Gudenauer Weg 134–136
Das Gebäude Gudenauer Weg 134–136 im Bonner Ortsteil Ippendorf ist die ehemalige Aus- und Fortbildungsstätte des Auswärtigen Amtes (1973–2005).
Lage
Der Gebäudekomplex liegt im Süden des Ortsteils Ippendorf in der Gemarkung Kessenich am Rande des Kottenforsts auf etwa 173 m ü. NHN.
Geschichte
Mit Gründung des Vorläufers des Auswärtigen Amts 1950, der Dienststelle des Bundeskanzleramts für Auswärtige Angelegenheiten, wurde auch eine Diplomatenschule zur Ausbildung der Anwärter für den Auswärtigen Dienst eingerichtet. Sie nahm ihren Sitz zunächst in Speyer, das bereits früher eine solche Einrichtung beheimatete, in einem gemeinsamen Gebäude mit der Hochschule für Verwaltungswissenschaften. Der erste Attachélehrgang begann am 1. April 1950.[1] 1955 wurde die Diplomatenschule an den Regierungssitz Bonn verlegt, wo sie in einer nahe der Villa Ingenohl stehenden „Baracke“ des Auswärtigen Amtes ansässig war.[2]:281
Die neue Aus- und Fortbildungsstätte in Ippendorf entstand nach einem Entwurf des Bonner Architekten Ernst van Dorp in Arbeitsgemeinschaft mit Karl Rudolf Hautz, die aus einem 1966 ausgeschriebenen Wettbewerb siegreich hervorgegangen waren. Das Grundstück stellte in einer späteren Phase die Stadt Bonn bereit. Die Planung des Gebäudes begann 1967, im August 1971 wurde das Richtfest gefeiert und im Dezember 1972 waren die Bauarbeiten beendet. Die Einweihung erfolgte am 7. Juni 1973. Das Gebäude war von Beginn an für eine mögliche Alternativnutzung als Hotel konzipiert.[2]:278 Von 1992 bis 1995 wurde die Aus- und Fortbildungsstätte bei Kosten von sieben Millionen Euro saniert und um einen Erweiterungsbau ergänzt, mit dessen Umsetzung erneut van Dorp beauftragt war. Auch die Gartenanlagen erfuhren eine Überarbeitung.

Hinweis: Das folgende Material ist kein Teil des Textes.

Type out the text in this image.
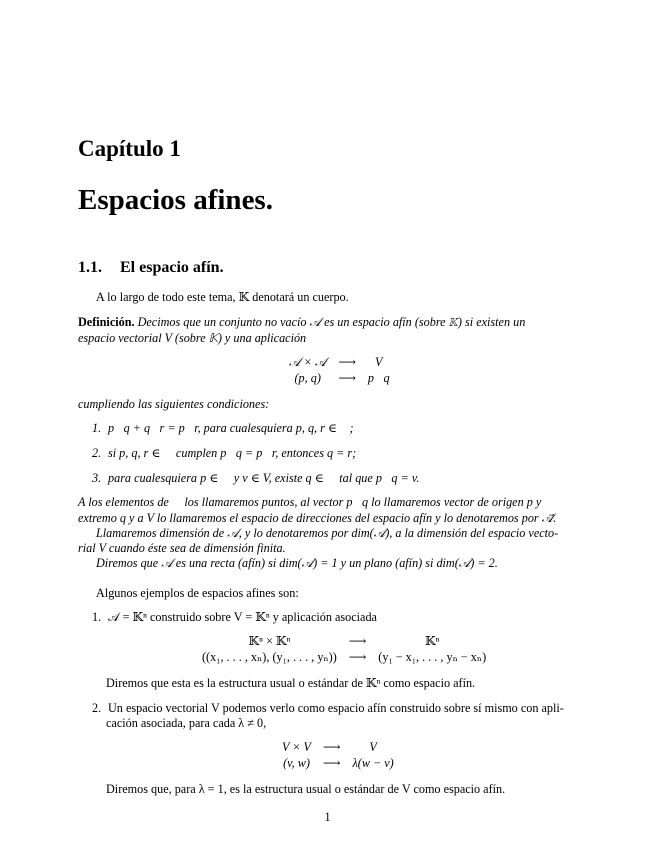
Capítulo 1
Espacios afines.
1.1. El espacio afín.
A lo largo de todo este tema, 𝕂 denotará un cuerpo.
Definición. Decimos que un conjunto no vacío 𝒜 es un espacio afín (sobre 𝕂) si existen un
espacio vectorial V (sobre 𝕂) y una aplicación
𝒜 × 𝒜	⟶	V
(p, q)	⟶	p⃗q
cumpliendo las siguientes condiciones:
1. p⃗q + q⃗r = p⃗r, para cualesquiera p, q, r ∈ 𝒜;
2. si p, q, r ∈ 𝒜 cumplen p⃗q = p⃗r, entonces q = r;
3. para cualesquiera p ∈ 𝒜 y v ∈ V, existe q ∈ 𝒜 tal que p⃗q = v.
A los elementos de 𝒜 los llamaremos puntos, al vector p⃗q lo llamaremos vector de origen p y
extremo q y a V lo llamaremos el espacio de direcciones del espacio afín y lo denotaremos por 𝒜⃗.
Llamaremos dimensión de 𝒜, y lo denotaremos por dim(𝒜), a la dimensión del espacio vecto-
rial V cuando éste sea de dimensión finita.
Diremos que 𝒜 es una recta (afín) si dim(𝒜) = 1 y un plano (afín) si dim(𝒜) = 2.
Algunos ejemplos de espacios afines son:
1. 𝒜 = 𝕂ⁿ construido sobre V = 𝕂ⁿ y aplicación asociada
𝕂ⁿ × 𝕂ⁿ	⟶	𝕂ⁿ
((x₁, . . . , xₙ), (y₁, . . . , yₙ))	⟶	(y₁ − x₁, . . . , yₙ − xₙ)
Diremos que esta es la estructura usual o estándar de 𝕂ⁿ como espacio afín.
2. Un espacio vectorial V podemos verlo como espacio afín construido sobre sí mismo con apli-
cación asociada, para cada λ ≠ 0,
V × V	⟶	V
(v, w)	⟶	λ(w − v)
Diremos que, para λ = 1, es la estructura usual o estándar de V como espacio afín.
1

Im Nachgang zur Verlegung des Regierungssitzes nach Berlin (1999) zog die Aus- und Fortbildungsstätte mit zuletzt 50 Mitarbeitern zum Jahresbeginn 2006 in die Borsig-Villa Reiherwerder in Berlin-Tegel um. Die Liegenschaft in Ippendorf steht seitdem leer, Vorschläge für eine neue Nutzung durch andere Dienststellen des Bundes scheiterten bislang.[3][4] Anfang 2013 stellte die Bezirksregierung Köln den Gebäudekomplex (ohne die Anbauten aus den Jahren 1992–1995) unter Denkmalschutz, wogegen die Bundesanstalt für Immobilienaufgaben als Eigentümerin erfolgreich[5][6] Klage einreichte.[7] Nach einem Beschluss im Januar 2016 wurde ein Erweiterungsbau von 1992–1995 bis Mai 2016 als Notunterkunft für bis zu 50 Flüchtlinge hergerichtet, die ab Ende Juni einziehen sollten.[8][9][10]
Architektur
Beschreibung
Das Ursprungsgebäude aus den Jahren 1968–1972 ist ein Skelettbau aus Stahlbeton und besteht aus vier kreuzartig angeordneten, unterschiedlich langen und breiten sowie terrassenförmig abgestuften Baukörpern, die von einem viergeschossigen Erschließungstrakt aus zugänglich sind. Den oberen Abschluss bildet ein flaches Warmdach mit Kiesauflage. Bestimmendes Fassadenmerkmal sind nach oben abgeschrägte Balkon- und Terrassenbrüstungen sowie in der Horizontale der Wechsel zwischen weiß gebänderten Brüstungsfeldern und dunkel gerahmten Fensterbändern. Das Gebäude umfasst eine Brutto-Grundfläche von 42.000 m².[2]:281 Die Dachterrassen sind begrünt. Das Erdgeschoss nimmt die ehemaligen Gesellschafts- und Unterrichtsräume auf und die Obergeschosse insgesamt 206 Apartments (davon 23 Doppelzimmer). Bei den 1992–95 hinzugekommenen Gebäuden handelt es sich um die Erweiterungsbauten Nord und Süd sowie ein Pförtnerhaus.[2]:278
Der Verbindungstrakt zwischen dem Alt- und dem Erweiterungsbau ist mit Glaskunstwerken von Johannes Schreiter ausgestattet. Die Gartenanlagen sind seit der Erweiterung nach dem Vorbild japanischer Gärten gestaltet.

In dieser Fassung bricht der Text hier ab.